New Delhi: The Comptroller and Auditor General of India (CAG) on Friday said that six private telecom operators understated their revenues by over Rs 61,000 crore between FY11 and FY15, resulting in short payment of nearly Rs 7,700 crore in statutory dues to the government. If Rs 4,531.62 crore of interest on short payment from the private operators is also added, the total loss to the Central exchequer comes to Rs 12,229 crore, the CAG said.

The report covers Airtel, Vodafone India, Idea, RCom, Aircel for the period of FY11 to FY15 and Sistema Shyam from FY07 to FY15.

The CAG said that these companies understated their revenues by accounting adjustments for commission or discount paid to their distributors, promotional schemes like free talk time and discounts to post-paid subscribers and on roaming services.
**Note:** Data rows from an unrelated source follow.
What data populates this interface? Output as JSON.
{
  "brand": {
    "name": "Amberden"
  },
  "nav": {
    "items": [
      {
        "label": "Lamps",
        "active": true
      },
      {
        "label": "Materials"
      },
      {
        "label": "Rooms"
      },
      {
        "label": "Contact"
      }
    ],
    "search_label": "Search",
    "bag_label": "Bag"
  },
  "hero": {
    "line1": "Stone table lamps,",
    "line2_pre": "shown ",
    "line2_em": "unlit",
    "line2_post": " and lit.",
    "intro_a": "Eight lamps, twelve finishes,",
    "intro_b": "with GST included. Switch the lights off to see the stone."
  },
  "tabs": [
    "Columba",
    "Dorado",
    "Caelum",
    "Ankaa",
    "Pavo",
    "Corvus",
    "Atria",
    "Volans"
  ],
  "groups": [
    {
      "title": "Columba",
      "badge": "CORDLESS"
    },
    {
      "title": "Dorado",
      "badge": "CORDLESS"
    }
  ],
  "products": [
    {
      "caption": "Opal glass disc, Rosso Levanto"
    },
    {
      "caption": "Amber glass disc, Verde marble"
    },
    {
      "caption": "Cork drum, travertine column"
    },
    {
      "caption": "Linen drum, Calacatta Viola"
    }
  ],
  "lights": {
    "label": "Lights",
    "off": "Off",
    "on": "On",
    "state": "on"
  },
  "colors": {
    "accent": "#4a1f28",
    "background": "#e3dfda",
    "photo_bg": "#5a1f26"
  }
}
Telcos not conforming to deal: CAG
The New Telecom Policy-1999, in April 1999 introduced the revenue sharing regime in the Indian telecom sector under which telecom service providers have to pay a percentage of their adjusted gross revenue (AGR) as annual licence fee to the government. In addition, mobile telephone operators were also required to pay Spectrum Usage Charges (SUC) for the use of radio frequency spectrum allotted to them.

The CAG said Airtel owes to the government Rs 2,602.24 crore in licence fee and spectrum usage charge (SUC) for FY11 to FY15. It owes another Rs 1,245.91 crore in interest. Vodafone dues totalled Rs 3,331.79 crore including Rs 1,178.84 crore in interest. For Idea, the statutory dues stood at Rs 1,136.29 crore plus Rs 657.88 crore in interest. Anil Ambani-led RCom owed a total of Rs 1,911.17 crore (including Rs 839.09 crore interest), Aircel Rs 1,226.65 crore and SSTL Rs 116.71 crore.

In its report, CAG said the gross revenue (GR) of the licensee operator, as per the licence agreement with telecom department, prohibits any set-offs of related expenditure from revenue and norms for preparation of the accounts for payment of revenue share are built into the agreement.

“We observed non-conformities with conditions of licence agreement in the accounts prepared by all the six operators covered in the audit due to which their GR computed for sharing revenue with the government was understated,” it said.